An Unobtrusively Profound Potboiler

  • Book: Blindsided
  • Location: Sardinia (Sardegna)
  • Author: Julian Edge

Review Author: The Kev

Location

Content

Profundity is seldom found in the most obvious places. One famous example is the fictional rivalry between Salieri and Mozart in Peter Shaffer’s play ‘Amadeus’. Salieri, a picture of studied seriousness and sobriety, laments the superior talent of the ‘boastful, smutty, infantile’ Mozart.

As a 2012 Salon article titled ‘National Book Awards: Genre Fiction Dissed Again’ pointed out, genre fiction is literary fiction’s poor relation when it comes to critical acclaim. But accessible works of art often offer as much or more social, historical and psychological insight as those that are ostentatiously highbrow.

The premise of ‘Blindsided’ would not be out of place in a light-hearted romance, but it gradually takes a turn deep into the thriller genre. Narrator Ralph, a cerebral, circumspect Englishman, accompanies his partner Clare to Sardinia on a working holiday. They have been together since she was still a student and he a young lecturer, but now that they’ve reached middle-aged ennui, separation seems imminent.

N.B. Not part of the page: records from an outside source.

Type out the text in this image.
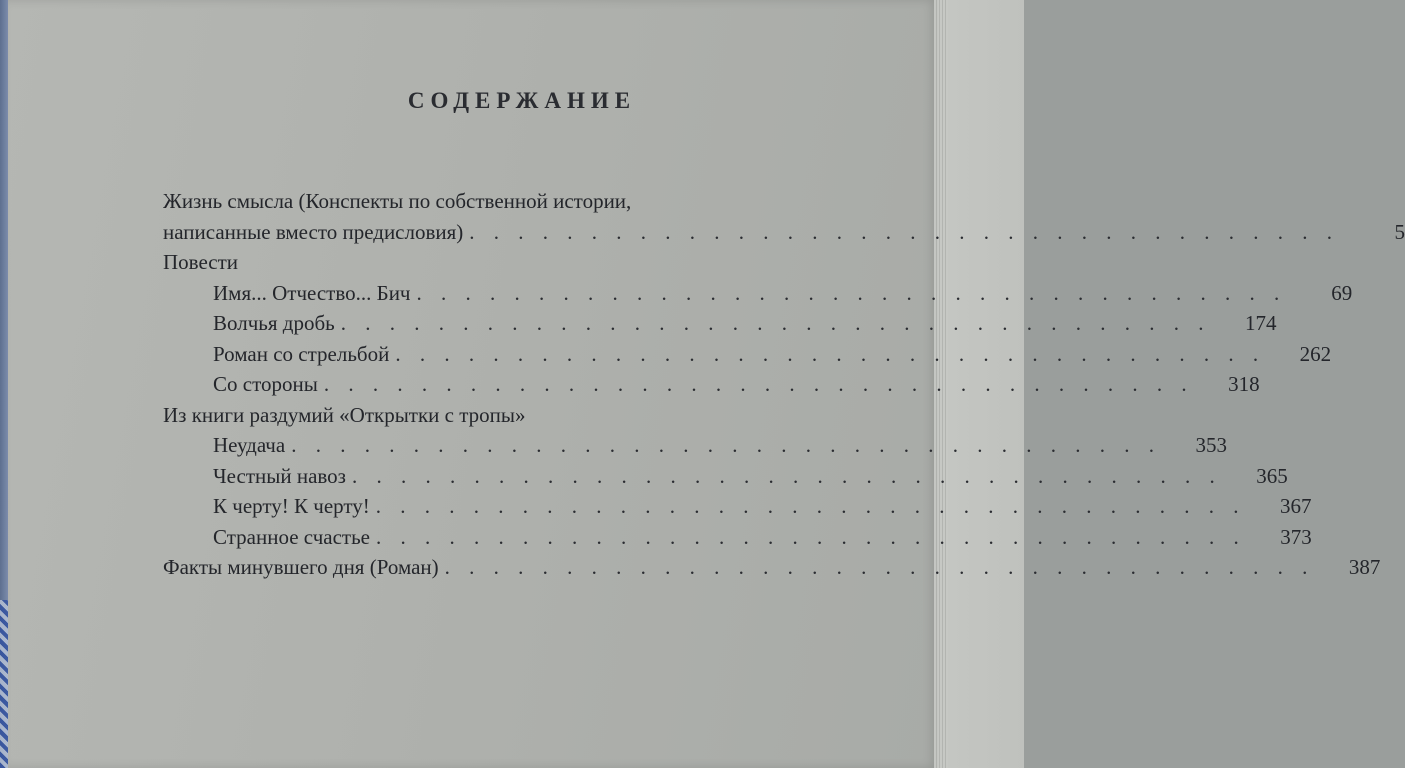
СОДЕРЖАНИЕ
Жизнь смысла (Конспекты по собственной истории,
написанные вместо предисловия) . . . . . . . . . . . . . . . . . . . . . . . . . . . . . . . . . . . .	5
Повести
Имя... Отчество... Бич . . . . . . . . . . . . . . . . . . . . . . . . . . . . . . . . . . . .	69
Волчья дробь . . . . . . . . . . . . . . . . . . . . . . . . . . . . . . . . . . . .	174
Роман со стрельбой . . . . . . . . . . . . . . . . . . . . . . . . . . . . . . . . . . . .	262
Со стороны . . . . . . . . . . . . . . . . . . . . . . . . . . . . . . . . . . . .	318
Из книги раздумий «Открытки с тропы»
Неудача . . . . . . . . . . . . . . . . . . . . . . . . . . . . . . . . . . . .	353
Честный навоз . . . . . . . . . . . . . . . . . . . . . . . . . . . . . . . . . . . .	365
К черту! К черту! . . . . . . . . . . . . . . . . . . . . . . . . . . . . . . . . . . . .	367
Странное счастье . . . . . . . . . . . . . . . . . . . . . . . . . . . . . . . . . . . .	373
Факты минувшего дня (Роман) . . . . . . . . . . . . . . . . . . . . . . . . . . . . . . . . . . . .	387
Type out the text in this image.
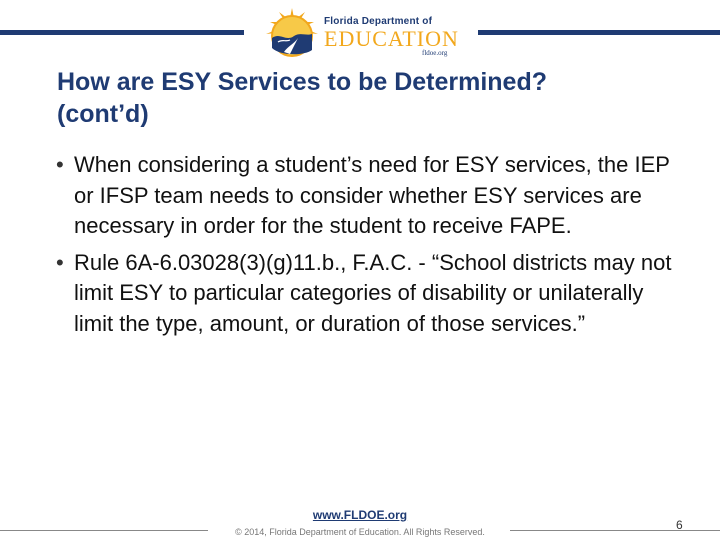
Florida Department of
EDUCATION
fldoe.org
How are ESY Services to be Determined?
(cont’d)
• When considering a student’s need for ESY services, the IEP or IFSP team needs to consider whether ESY services are necessary in order for the student to receive FAPE.
• Rule 6A-6.03028(3)(g)11.b., F.A.C. - “School districts may not limit ESY to particular categories of disability or unilaterally limit the type, amount, or duration of those services.”
www.FLDOE.org
© 2014, Florida Department of Education. All Rights Reserved.	6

While renting a car, they encounter the square jawed American Tex, whose folksiness suggests for all the world that there is less to him than meets the eye. By Tex’s side is the puzzling Cass, whose taciturnity leads Clare to speculate that she might be autistic. As it turns out, Cass is multilingual and multi-layered, and not in entirely benign ways.

By turns titillating and terrifying, Ralph’s Sardinian journey causes him to encounter incidents and individuals that belong well outside the quaint world he inhabits. Around the halfway point of the novel, he tells Clare: “You’re going off with two people we hardly know to meet with people we don’t know at all about something that might well be a bit shady”.

After one of the novel’s most violent scenes, Ralph reflects ‘my philosophical meanderings seemed in that moment about as useful as pissing on my shoes’. Cass’ subsequent deliberations, about the mating and hunting habits of hyenas, are much more on point, and encapsulate how a middle-aged person’s search for excitement can easily go wrong.

The log plume ride of a plot takes Ralph to time in a police cell, marital breaking point, and the death of one of his companions. In the first half of the novel, Ralph muses: ‘I never intend to visit cathedrals, but I usually do. I think of it as a professional obligation. I am frequently offended by the ritualised celebration of superstition and cruelty that these houses of horror display.’ In his sheltered life, Ralph has assumed that systemic cruelty belongs to the past. This gripping book has the wisdom to know that that is not the case.

On the subject of finding profundity in unexpected places, after the 2006 World Cup final, a member of the public called into BBC Radio Five Live and said: “This World Cup shows that there are no heroes, only different shades of villain”. This novel encapsulates why that line has always resonated with me.